Lake Saint-François National Wildlife Area (NWA) is located on the south shore of Lake Saint-François, a natural widening of the St. Lawrence River, in southwestern Quebec. Created in 1978 by Environment Canada, its purpose is to protect a unique group of wetlands with an exceptionally diverse fauna and flora. The area is recognized as a Wetland of International Significance under the Ramsar Convention.
The wildlife area is made up mainly of swamps and marshes consisting of sedge and cattail plant communities, wooded wetlands populated by Red Maple stands, as well as well-drained woods featuring communities dominated by hawthorn, hickory and maple. The biodiversity of the area is among the most remarkable in Quebec, as it is home to more than 287 animal species and 547 plant species, many of which are at risk.
Some 13 species of waterfowl, including the Canada Goose, the Mallard, the American Black Duck, the Wood Duck, and the Lesser Scaup, nest in the wildlife area.

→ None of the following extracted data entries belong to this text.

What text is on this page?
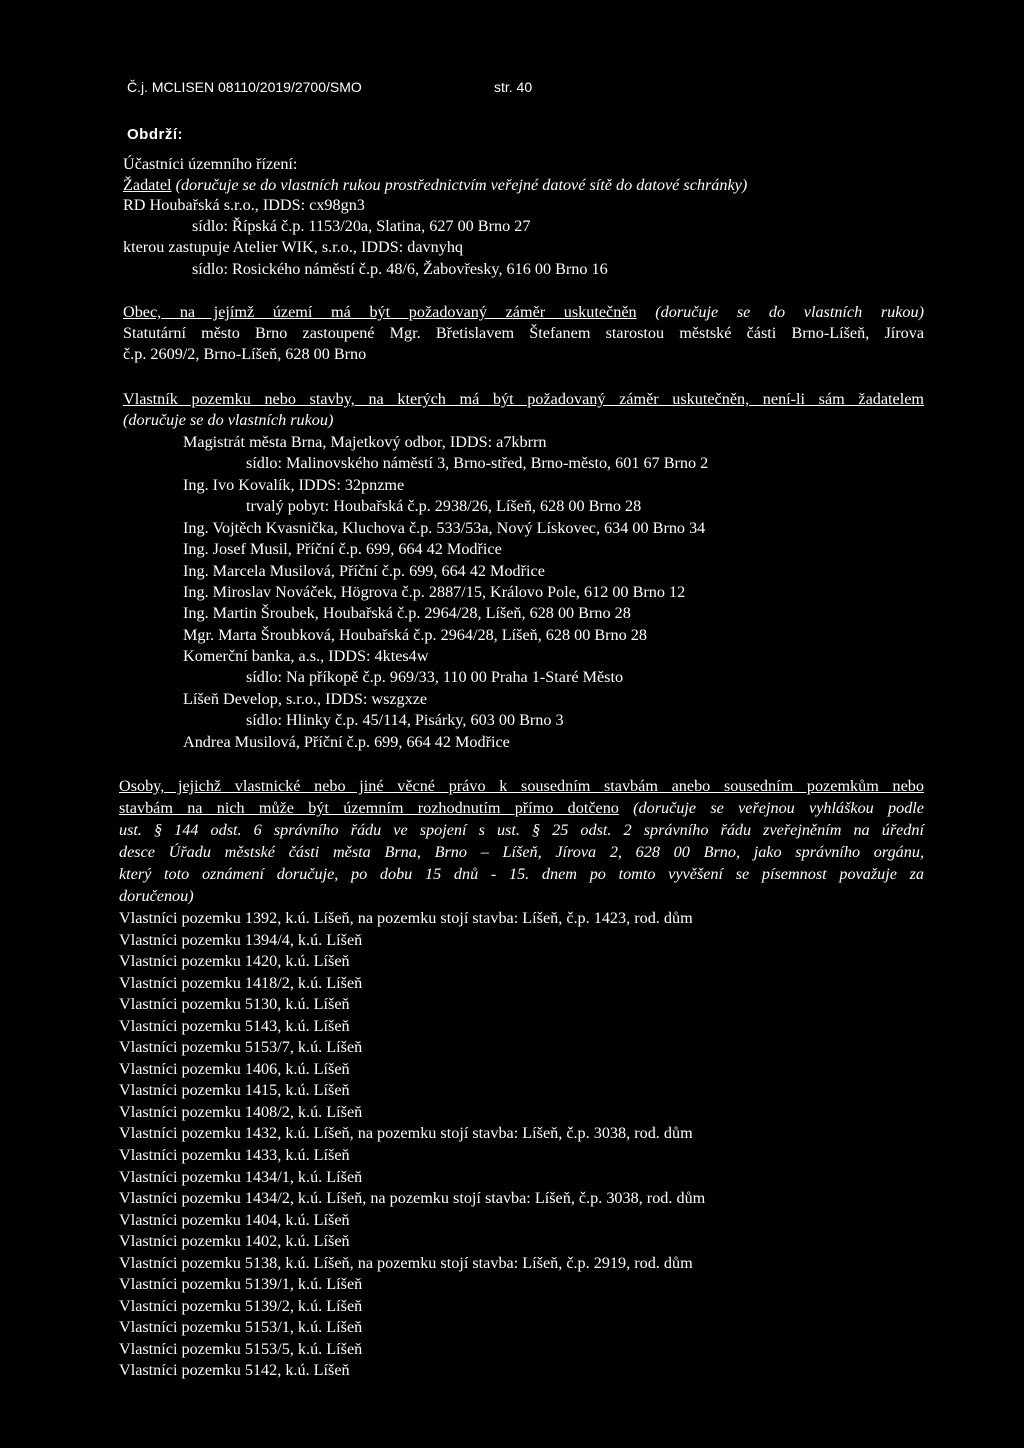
Č.j. MCLISEN 08110/2019/2700/SMO	str. 40
Obdrží:
Účastníci územního řízení:
Žadatel (doručuje se do vlastních rukou prostřednictvím veřejné datové sítě do datové schránky)
RD Houbařská s.r.o., IDDS: cx98gn3
sídlo: Řípská č.p. 1153/20a, Slatina, 627 00 Brno 27
kterou zastupuje Atelier WIK, s.r.o., IDDS: davnyhq
sídlo: Rosického náměstí č.p. 48/6, Žabovřesky, 616 00 Brno 16
Obec, na jejímž území má být požadovaný záměr uskutečněn (doručuje se do vlastních rukou)
Statutární město Brno zastoupené Mgr. Břetislavem Štefanem starostou městské části Brno-Líšeň, Jírova
č.p. 2609/2, Brno-Líšeň, 628 00 Brno
Vlastník pozemku nebo stavby, na kterých má být požadovaný záměr uskutečněn, není-li sám žadatelem
(doručuje se do vlastních rukou)
Magistrát města Brna, Majetkový odbor, IDDS: a7kbrrn
sídlo: Malinovského náměstí 3, Brno-střed, Brno-město, 601 67 Brno 2
Ing. Ivo Kovalík, IDDS: 32pnzme
trvalý pobyt: Houbařská č.p. 2938/26, Líšeň, 628 00 Brno 28
Ing. Vojtěch Kvasnička, Kluchova č.p. 533/53a, Nový Lískovec, 634 00 Brno 34
Ing. Josef Musil, Příční č.p. 699, 664 42 Modřice
Ing. Marcela Musilová, Příční č.p. 699, 664 42 Modřice
Ing. Miroslav Nováček, Högrova č.p. 2887/15, Královo Pole, 612 00 Brno 12
Ing. Martin Šroubek, Houbařská č.p. 2964/28, Líšeň, 628 00 Brno 28
Mgr. Marta Šroubková, Houbařská č.p. 2964/28, Líšeň, 628 00 Brno 28
Komerční banka, a.s., IDDS: 4ktes4w
sídlo: Na příkopě č.p. 969/33, 110 00 Praha 1-Staré Město
Líšeň Develop, s.r.o., IDDS: wszgxze
sídlo: Hlinky č.p. 45/114, Pisárky, 603 00 Brno 3
Andrea Musilová, Příční č.p. 699, 664 42 Modřice
Osoby, jejichž vlastnické nebo jiné věcné právo k sousedním stavbám anebo sousedním pozemkům nebo
stavbám na nich může být územním rozhodnutím přímo dotčeno (doručuje se veřejnou vyhláškou podle
ust. § 144 odst. 6 správního řádu ve spojení s ust. § 25 odst. 2 správního řádu zveřejněním na úřední
desce Úřadu městské části města Brna, Brno – Líšeň, Jírova 2, 628 00 Brno, jako správního orgánu,
který toto oznámení doručuje, po dobu 15 dnů - 15. dnem po tomto vyvěšení se písemnost považuje za
doručenou)
Vlastníci pozemku 1392, k.ú. Líšeň, na pozemku stojí stavba: Líšeň, č.p. 1423, rod. dům
Vlastníci pozemku 1394/4, k.ú. Líšeň
Vlastníci pozemku 1420, k.ú. Líšeň
Vlastníci pozemku 1418/2, k.ú. Líšeň
Vlastníci pozemku 5130, k.ú. Líšeň
Vlastníci pozemku 5143, k.ú. Líšeň
Vlastníci pozemku 5153/7, k.ú. Líšeň
Vlastníci pozemku 1406, k.ú. Líšeň
Vlastníci pozemku 1415, k.ú. Líšeň
Vlastníci pozemku 1408/2, k.ú. Líšeň
Vlastníci pozemku 1432, k.ú. Líšeň, na pozemku stojí stavba: Líšeň, č.p. 3038, rod. dům
Vlastníci pozemku 1433, k.ú. Líšeň
Vlastníci pozemku 1434/1, k.ú. Líšeň
Vlastníci pozemku 1434/2, k.ú. Líšeň, na pozemku stojí stavba: Líšeň, č.p. 3038, rod. dům
Vlastníci pozemku 1404, k.ú. Líšeň
Vlastníci pozemku 1402, k.ú. Líšeň
Vlastníci pozemku 5138, k.ú. Líšeň, na pozemku stojí stavba: Líšeň, č.p. 2919, rod. dům
Vlastníci pozemku 5139/1, k.ú. Líšeň
Vlastníci pozemku 5139/2, k.ú. Líšeň
Vlastníci pozemku 5153/1, k.ú. Líšeň
Vlastníci pozemku 5153/5, k.ú. Líšeň
Vlastníci pozemku 5142, k.ú. Líšeň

During migration periods, thousands of ducks use the marshes and adjoining open waters. Of the 237 listed bird species of the NWA, many land birds and waterbirds nest in the area, including the Northern Waterthrush, the Veery, and the Sandhill Crane. The wildlife area is also home to one of the largest Sedge Wren populations in Canada. The Blue-spotted Salamander, Eastern Common Garter Snake, and Snapping Turtle are among the amphibians and reptiles observed here. The Muskrat, Meadow Jumping Mouse, Big Brown Bat, Beaver, White-tailed Deer, and Coyote are some of the mammal species present. The site is also an important habitat for species at risk such as the Butternut, Yellow Rail, and Northern Map Turtle.